Section 1557 of the Affordable Care Act (ACA) - the nondiscrimination
section - states that an individual shall not "be excluded from
participation in, be denied the benefits of, or be subjected to
discrimination under, any health program or activity, any part of which
is receiving Federal financial assistance, including credits, subsidies,
or contracts of insurance, or under any program or activity that is
administered by an Executive Agency or any entity established under this
title (or amendments)."
After five years, HHS has finally released a proposed rule for Section
1557 nondiscrimination under ACA. As Douglas Jacobs explains in the
Health Affairs Blog, the proposed rule does not seem to adequately
address adverse tiering discrimination. Banning such discrimination can
be technically challenging since price tiering is encouraged by some in
the policy community as a means of discouraging patients from receiving
expensive care that they do not really need (the rhetoric of advocates
of consumer-directed health care). Another possibility that Douglas
Jacobs suggests is that the proposed rule could be modified to enable
lawsuits under the amended Americans with Disabilities Act (ADA).

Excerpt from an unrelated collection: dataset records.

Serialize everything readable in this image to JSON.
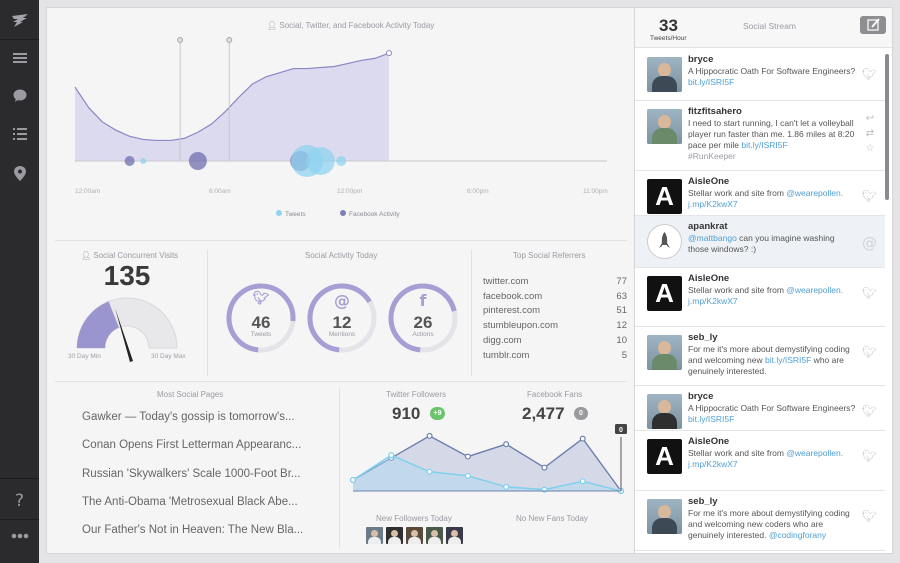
{
  "sidebar": {
    "items": [
      {
        "icon": "feather-logo-icon"
      },
      {
        "icon": "menu-lines-icon"
      },
      {
        "icon": "chat-bubble-icon"
      },
      {
        "icon": "list-icon"
      },
      {
        "icon": "location-pin-icon"
      },
      {
        "icon": "help-question-icon"
      },
      {
        "icon": "more-dots-icon"
      }
    ]
  },
  "activity": {
    "title": "Social, Twitter, and Facebook Activity Today",
    "x_ticks": [
      "12:00am",
      "6:00am",
      "12:00pm",
      "6:00pm",
      "11:00pm"
    ],
    "legend": [
      {
        "label": "Tweets",
        "color": "#8fd3ef"
      },
      {
        "label": "Facebook Activity",
        "color": "#7f7fb6"
      }
    ]
  },
  "chart_data": [
    {
      "type": "area",
      "title": "Social, Twitter, and Facebook Activity Today",
      "x": [
        0,
        1,
        2,
        3,
        4,
        5,
        6,
        7,
        8,
        9,
        10,
        11,
        12,
        13,
        14,
        15,
        16,
        17,
        18,
        19,
        20,
        21,
        22,
        23
      ],
      "x_ticks": [
        "12:00am",
        "6:00am",
        "12:00pm",
        "6:00pm",
        "11:00pm"
      ],
      "series": [
        {
          "name": "Facebook Activity",
          "values": [
            72,
            52,
            38,
            30,
            24,
            21,
            20,
            20,
            22,
            28,
            36,
            48,
            62,
            75,
            82,
            86,
            90,
            90,
            91,
            92,
            95,
            98,
            100,
            105
          ]
        }
      ],
      "bubbles": [
        {
          "x": 4.0,
          "size": 5,
          "series": "Facebook Activity"
        },
        {
          "x": 5.0,
          "size": 3,
          "series": "Tweets"
        },
        {
          "x": 9.0,
          "size": 9,
          "series": "Facebook Activity"
        },
        {
          "x": 16.5,
          "size": 10,
          "series": "Facebook Activity"
        },
        {
          "x": 17.0,
          "size": 16,
          "series": "Tweets"
        },
        {
          "x": 18.0,
          "size": 14,
          "series": "Tweets"
        },
        {
          "x": 19.5,
          "size": 5,
          "series": "Tweets"
        }
      ],
      "ylim": [
        0,
        110
      ],
      "legend": [
        "Tweets",
        "Facebook Activity"
      ],
      "grid": false
    },
    {
      "type": "line",
      "title": "Twitter Followers / Facebook Fans",
      "x": [
        0,
        1,
        2,
        3,
        4,
        5,
        6,
        7
      ],
      "series": [
        {
          "name": "Twitter Followers",
          "values": [
            8,
            24,
            40,
            25,
            34,
            17,
            38,
            0
          ]
        },
        {
          "name": "Facebook Fans",
          "values": [
            8,
            26,
            14,
            11,
            3,
            1,
            7,
            0
          ]
        }
      ],
      "ylim": [
        0,
        45
      ],
      "annotations": [
        "0"
      ]
    }
  ],
  "concurrent": {
    "title": "Social Concurrent Visits",
    "value": "135",
    "gauge_fraction": 0.38,
    "min_label": "30 Day Min",
    "max_label": "30 Day Max"
  },
  "social_activity": {
    "title": "Social Activity Today",
    "rings": [
      {
        "value": "46",
        "label": "Tweets",
        "icon": "twitter-bird-icon",
        "fill": 0.75
      },
      {
        "value": "12",
        "label": "Mentions",
        "icon": "at-icon",
        "fill": 0.65
      },
      {
        "value": "26",
        "label": "Actions",
        "icon": "facebook-f-icon",
        "fill": 0.7
      }
    ]
  },
  "referrers": {
    "title": "Top Social Referrers",
    "rows": [
      {
        "name": "twitter.com",
        "value": "77"
      },
      {
        "name": "facebook.com",
        "value": "63"
      },
      {
        "name": "pinterest.com",
        "value": "51"
      },
      {
        "name": "stumbleupon.com",
        "value": "12"
      },
      {
        "name": "digg.com",
        "value": "10"
      },
      {
        "name": "tumblr.com",
        "value": "5"
      }
    ]
  },
  "most_social": {
    "title": "Most Social Pages",
    "pages": [
      "Gawker — Today's gossip is tomorrow's...",
      "Conan Opens First Letterman Appearanc...",
      "Russian 'Skywalkers' Scale 1000-Foot Br...",
      "The Anti-Obama 'Metrosexual Black Abe...",
      "Our Father's Not in Heaven: The New Bla..."
    ]
  },
  "followers": {
    "twitter_label": "Twitter Followers",
    "twitter_value": "910",
    "twitter_delta": "+9",
    "facebook_label": "Facebook Fans",
    "facebook_value": "2,477",
    "facebook_delta": "0",
    "marker_label": "0",
    "new_followers_label": "New Followers Today",
    "no_new_fans_label": "No New Fans Today"
  },
  "stream": {
    "tweets_per_hour": "33",
    "tweets_per_hour_label": "Tweets/Hour",
    "title": "Social Stream",
    "tweets": [
      {
        "name": "bryce",
        "text": "A Hippocratic Oath For Software Engineers?",
        "link": "bit.ly/ISRI5F",
        "tail": "",
        "tag": "",
        "avatar": "photo",
        "action": "twitter-bird-icon",
        "hl": false
      },
      {
        "name": "fitzfitsahero",
        "text": "I need to start running, I can't let a volleyball player run faster than me. 1.86 miles at 8:20 pace per mile",
        "link": "bit.ly/ISRI5F",
        "tail": "",
        "tag": "#RunKeeper",
        "avatar": "photo",
        "action": "reply-retweet-star-icons",
        "hl": false
      },
      {
        "name": "AisleOne",
        "text": "Stellar work and site from",
        "link": "@wearepollen.",
        "tail": "",
        "link2": "j.mp/K2kwX7",
        "tag": "",
        "avatar": "A",
        "action": "twitter-bird-icon",
        "hl": false
      },
      {
        "name": "apankrat",
        "text": "",
        "pre_link": "@mattbango",
        "after": " can you imagine washing those windows? :)",
        "avatar": "rocket",
        "action": "at-icon",
        "hl": true
      },
      {
        "name": "AisleOne",
        "text": "Stellar work and site from",
        "link": "@wearepollen.",
        "link2": "j.mp/K2kwX7",
        "avatar": "A",
        "action": "twitter-bird-icon",
        "hl": false
      },
      {
        "name": "seb_ly",
        "text": "For me it's more about demystifying coding and welcoming new",
        "link": "bit.ly/ISRI5F",
        "after": " who are genuinely interested.",
        "avatar": "photo",
        "action": "twitter-bird-icon",
        "hl": false
      },
      {
        "name": "bryce",
        "text": "A Hippocratic Oath For Software Engineers?",
        "link": "bit.ly/ISRI5F",
        "avatar": "photo",
        "action": "twitter-bird-icon",
        "hl": false
      },
      {
        "name": "AisleOne",
        "text": "Stellar work and site from",
        "link": "@wearepollen.",
        "link2": "j.mp/K2kwX7",
        "avatar": "A",
        "action": "twitter-bird-icon",
        "hl": false
      },
      {
        "name": "seb_ly",
        "text": "For me it's more about demystifying coding and welcoming new coders who are genuinely interested.",
        "link": "@codingforany",
        "avatar": "photo",
        "action": "twitter-bird-icon",
        "hl": false
      }
    ]
  }
}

After reviewing the 200 page proposed rule and considering the
complexities of defining how adverse tiering discrimination could be
banned while still leaving tiering in place, or considering the
complexities of lawsuits under ADA, even in defining whether these
expensive conditions are disabilities, it does seem clear that these
approaches further increase the wasteful administrative excesses that
already plague our heath care system.
In contrast, a single payer national health program would eliminate cost
sharing thereby eliminating the insurers' tool of adverse tiering, not
to state the obvious of eliminating the insurers themselves. Life for
patients and their health care professionals would be so much simpler.